The Adventures of Kidney Boy

A Journal About Living With End Stage Renal Disease. Dialysis. Transplants. Love. Family. Friends. The Unsung Donor. This is my life, from the end of a needle to the bottom of a pill bottle.

Sunday, September 5, 2021

Highway Song (1 of 12)

 The hitchhiker stood on a wet patch of gravel next to the side of the road.  The morning clouds had given up a little rain earlier; he was glad to have spent that little shower underneath the old car park he'd slept in the night before. The roof was standing and sturdy on the old car port, but the house it once belonged to was not in such good shape.  The home, long since abandoned, had caved in on itself long ago, he estimated.  The weeds and growth around the old property suggested so - but the car port looked warm, dry and relatively safe - the old house was set back from the old highway a ways, and with no one to maintain the property, the old shrubbery out front obscured most of the places existence.

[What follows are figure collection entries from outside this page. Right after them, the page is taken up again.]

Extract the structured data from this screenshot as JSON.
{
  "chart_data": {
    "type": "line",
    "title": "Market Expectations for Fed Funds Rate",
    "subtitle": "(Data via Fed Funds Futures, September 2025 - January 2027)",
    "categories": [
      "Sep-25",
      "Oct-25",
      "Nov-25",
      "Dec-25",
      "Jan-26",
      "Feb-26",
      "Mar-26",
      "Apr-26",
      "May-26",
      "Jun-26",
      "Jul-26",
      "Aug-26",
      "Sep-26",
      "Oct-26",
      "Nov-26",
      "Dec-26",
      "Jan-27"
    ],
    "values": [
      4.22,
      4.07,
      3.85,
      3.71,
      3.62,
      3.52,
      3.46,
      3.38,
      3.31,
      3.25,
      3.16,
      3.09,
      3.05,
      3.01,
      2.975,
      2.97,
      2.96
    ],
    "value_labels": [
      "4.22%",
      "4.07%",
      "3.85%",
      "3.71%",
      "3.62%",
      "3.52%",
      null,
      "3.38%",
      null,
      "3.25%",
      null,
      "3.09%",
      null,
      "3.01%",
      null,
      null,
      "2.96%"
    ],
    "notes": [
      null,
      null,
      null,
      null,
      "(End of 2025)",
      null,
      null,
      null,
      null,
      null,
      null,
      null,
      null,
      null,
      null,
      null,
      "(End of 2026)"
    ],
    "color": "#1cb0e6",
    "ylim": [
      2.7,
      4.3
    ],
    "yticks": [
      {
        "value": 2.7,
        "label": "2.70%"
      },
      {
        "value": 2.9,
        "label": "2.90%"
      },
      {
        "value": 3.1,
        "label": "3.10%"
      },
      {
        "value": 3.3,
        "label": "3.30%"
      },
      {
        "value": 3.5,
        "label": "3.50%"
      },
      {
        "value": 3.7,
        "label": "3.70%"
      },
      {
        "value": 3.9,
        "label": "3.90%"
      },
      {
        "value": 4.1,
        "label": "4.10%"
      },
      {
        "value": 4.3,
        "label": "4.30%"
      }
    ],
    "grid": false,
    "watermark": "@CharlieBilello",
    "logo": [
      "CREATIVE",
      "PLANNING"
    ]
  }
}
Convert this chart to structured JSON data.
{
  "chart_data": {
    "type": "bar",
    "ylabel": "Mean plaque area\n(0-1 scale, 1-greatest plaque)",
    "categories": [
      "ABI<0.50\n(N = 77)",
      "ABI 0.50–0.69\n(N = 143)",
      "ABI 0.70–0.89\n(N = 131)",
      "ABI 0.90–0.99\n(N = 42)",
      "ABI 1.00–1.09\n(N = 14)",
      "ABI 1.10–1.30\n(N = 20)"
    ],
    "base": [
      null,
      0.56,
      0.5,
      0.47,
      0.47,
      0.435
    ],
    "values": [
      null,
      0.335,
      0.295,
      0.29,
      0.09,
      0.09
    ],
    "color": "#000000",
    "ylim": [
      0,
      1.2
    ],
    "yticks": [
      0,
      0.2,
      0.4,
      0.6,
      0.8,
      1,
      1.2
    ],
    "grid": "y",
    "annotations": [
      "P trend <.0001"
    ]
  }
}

He'd looked through the house briefly - noting the old newspapers and magazines from the late 70s to the mid 80s.  The house had been deserted for probably over 35 years.  It was a shame no one seemed to want this old property, he thought.  It was kind of out of the way.  It was the lone house for miles in a long stretch of old highway, built long ago before America's super highways had made these old state routes less traveled.  Not that the road was abandoned, far from it - but it was less traveled than it once was.  In fact, the whole roadway was littered with old abandoned hotels and motels, that were probably once full of travelers and vacationers in mid-century America. Most of those places, though the business was given up, still had visitors... more transients.  Much like himself, but yet not like me he thought.  Sadly, many were junkies - chasing the dragon with old dirty needles, or succumbing to the latest drug plaguing the lower classes - methamphetamine.  The hitchhiker steered clear of that stuff.  He traveled light - a small backpack with a blanket, some old clothes inside, whatever snacks or food he managed to get, and his old guitar. It was a beat up Takamine someone in Toledo had traded to him for a pocket knife.  He was glad to have an instrument again - it made a nice traveling partner.  It also seemed to endear him more to people who might stop to give him a lift - even if he didn't play, something about it made others more at ease.  He hoped it did.  He didn't want to hurt anyone. He just wanted to keep going.  Where? Somewhere

The patch of gravel next to the road was about 2 miles down from the car port he'd slept it; he started walking down the road and waited to see where he'd get. He knew there was a little town about 20 miles up ahead.  He'd stop in there, and see what he could find.  A pharmacy, maybe. Hopefully a little restaurant - he'd managed to save a little money from the last job he grabbed at the previous town he shuffled into.  He helped a local road crew pave some roads for a few days, and at the end, he gave back the orange jacket they'd handed him, and handed him a wad of cash. A nod, a hand shake, and he went back on the road.

He didn't often think of where he'd come from - he thought often of where he'd been... but that old home he was once from? He hadn't been there in years.  Didn't have a reason to - everyone was gone.  When you're orphaned into the world, and your siblings won't claim to know you - you've got to find your own path. Which is just what he did. So he here was on the road - in a state he was not from, but rapidly learning to love as his own.  He felt a kinship with this place as of late - and something made him think that this would be his home.  Somewhere around her.  But for now, he heard a car coming down the old highway, and he stuck his thumb out gently as those who ply in his trade do.  The sound of wheels slowing down reached his ear, and soon, an automobile had stopped next to his gravel patch.